ヨシュアとイエス

2026年3月1日

聖書箇所:ヨシュア記1章7–9節

今日は「ヨシュアとイエス」というテーマでお話しします。少し聖書の背景を知らない方にも分かるように、できるだけやさしくお話しします。

ヨシュアは、旧約聖書に出てくるリーダーです。彼はモーセの後を継ぎ、イスラエルの民を新しい土地へ導きました。その大切な働きを始めるとき、神様はヨシュアにこう語られました。

「強くありなさい。恐れてはならない。わたしがあなたと共にいる。」

そして同時に、「わたしのことばを大切にし、それに従いなさい」と命じられました。

ここで「栄える」「成功する」と書かれていますが、それはお金持ちになるとか、有名になるという意味ではありません。聖書が語る成功とは、神様の願いがその人の人生の中で実現していくことです。自分の夢がかなうことよりも、神様の約束が形になることです。

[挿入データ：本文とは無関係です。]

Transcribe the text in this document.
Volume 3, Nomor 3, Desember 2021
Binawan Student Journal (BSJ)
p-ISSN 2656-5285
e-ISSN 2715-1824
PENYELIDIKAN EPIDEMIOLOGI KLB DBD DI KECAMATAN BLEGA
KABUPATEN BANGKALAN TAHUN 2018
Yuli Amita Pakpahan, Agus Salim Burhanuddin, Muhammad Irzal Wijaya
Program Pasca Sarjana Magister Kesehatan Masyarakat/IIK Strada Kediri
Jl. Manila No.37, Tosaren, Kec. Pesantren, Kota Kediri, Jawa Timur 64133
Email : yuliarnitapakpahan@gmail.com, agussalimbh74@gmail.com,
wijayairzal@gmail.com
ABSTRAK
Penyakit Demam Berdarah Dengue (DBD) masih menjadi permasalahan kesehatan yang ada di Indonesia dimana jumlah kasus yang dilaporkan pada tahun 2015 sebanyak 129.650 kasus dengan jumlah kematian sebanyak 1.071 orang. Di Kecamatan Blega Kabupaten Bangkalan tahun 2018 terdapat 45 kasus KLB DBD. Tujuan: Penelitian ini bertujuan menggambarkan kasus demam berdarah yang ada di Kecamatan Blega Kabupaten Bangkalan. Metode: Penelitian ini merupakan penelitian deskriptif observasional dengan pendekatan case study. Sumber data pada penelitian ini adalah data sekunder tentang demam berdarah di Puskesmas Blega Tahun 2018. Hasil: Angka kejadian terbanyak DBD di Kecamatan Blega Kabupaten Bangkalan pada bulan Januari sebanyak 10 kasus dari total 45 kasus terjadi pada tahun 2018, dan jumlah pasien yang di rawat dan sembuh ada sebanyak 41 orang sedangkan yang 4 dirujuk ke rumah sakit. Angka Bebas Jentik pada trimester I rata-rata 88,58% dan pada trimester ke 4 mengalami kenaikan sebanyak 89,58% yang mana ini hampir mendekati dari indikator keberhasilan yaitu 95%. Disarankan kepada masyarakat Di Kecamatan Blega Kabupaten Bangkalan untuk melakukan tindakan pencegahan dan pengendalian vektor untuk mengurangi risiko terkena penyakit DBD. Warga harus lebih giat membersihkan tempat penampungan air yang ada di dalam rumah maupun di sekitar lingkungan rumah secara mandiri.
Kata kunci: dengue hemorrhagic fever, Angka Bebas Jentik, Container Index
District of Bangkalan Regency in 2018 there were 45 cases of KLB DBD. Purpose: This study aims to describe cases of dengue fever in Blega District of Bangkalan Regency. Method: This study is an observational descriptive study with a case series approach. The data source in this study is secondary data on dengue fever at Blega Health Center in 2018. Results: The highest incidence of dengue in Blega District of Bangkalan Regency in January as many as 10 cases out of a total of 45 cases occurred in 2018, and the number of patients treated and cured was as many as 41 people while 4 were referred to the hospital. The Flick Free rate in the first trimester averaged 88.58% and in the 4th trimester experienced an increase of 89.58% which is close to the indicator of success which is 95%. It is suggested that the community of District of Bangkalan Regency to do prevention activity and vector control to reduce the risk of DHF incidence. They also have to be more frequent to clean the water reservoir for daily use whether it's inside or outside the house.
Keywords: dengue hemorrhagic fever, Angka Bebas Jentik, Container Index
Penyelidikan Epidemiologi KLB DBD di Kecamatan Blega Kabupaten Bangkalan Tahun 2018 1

ヨシュアは、神様のことばを心に留めながら歩みました。そしてエリコという町で、大きな勝利を経験します。普通の戦い方ではなく、神様の言われた通りに従ったとき、城壁が崩れました。この出来事は、「神様が共におられるときに勝利がある」ということを示しています。

しかし、ヨシュアは完全な人ではありませんでした。あるとき彼は、神様に祈らず、自分の判断だけで決断してしまいました。その結果、問題が起こりました。聖書ははっきりと、「彼らは主に求めなかった」と書いています。

これはとても大切な教えです。どんなに聖書を知っていても、どんなに経験があっても、神様に祈り求めなければ間違うことがある、ということです。

祈りとは、ただお願いを言うことではありません。神様と心を通わせる時間です。神様の答えに耳を傾ける時間でもあります。神様は語りたいと思っておられますが、私たちが聞こうとしなければ、その声に気づけません。

さて、今日のテーマである「ヨシュアとイエス」の違いに目を向けましょう。

ヨシュアという名前は「主は救い」という意味です。そして新約聖書に出てくる「イエス」という名前も、同じ意味を持っています。つまり、ヨシュアの名前は、やがて来られるイエスを指し示しているのです。

ヨシュアは人々を約束の地に導きました。しかし彼は弱さを持つ一人の人間でした。失敗もありました。

それに対してイエスは、神様に完全に従われました。自分の思いよりも神様の御心を選び、最後には十字架にかかってくださいました。ヨシュアが地上の土地へ導いたのに対し、イエスは永遠のいのちへと導かれます。

ヨシュアは偉大な指導者でした。しかし彼自身が指し示していたのは、もっと大きな救い主、イエス・キリストです。

今日のメッセージの中心はこれです。

本当の成功や安心は、私たちの努力からではなく、「神様が共にいてくださること」から来るということです。そしてその神様の救いは、イエス・キリストによって私たちに与えられています。

もしまだ聖書に親しみがない方がいても、どうかこのことだけ覚えてください。

神様は、あなたと共に歩みたいと願っておられます。そしてその道を示すために、イエスを与えてくださいました。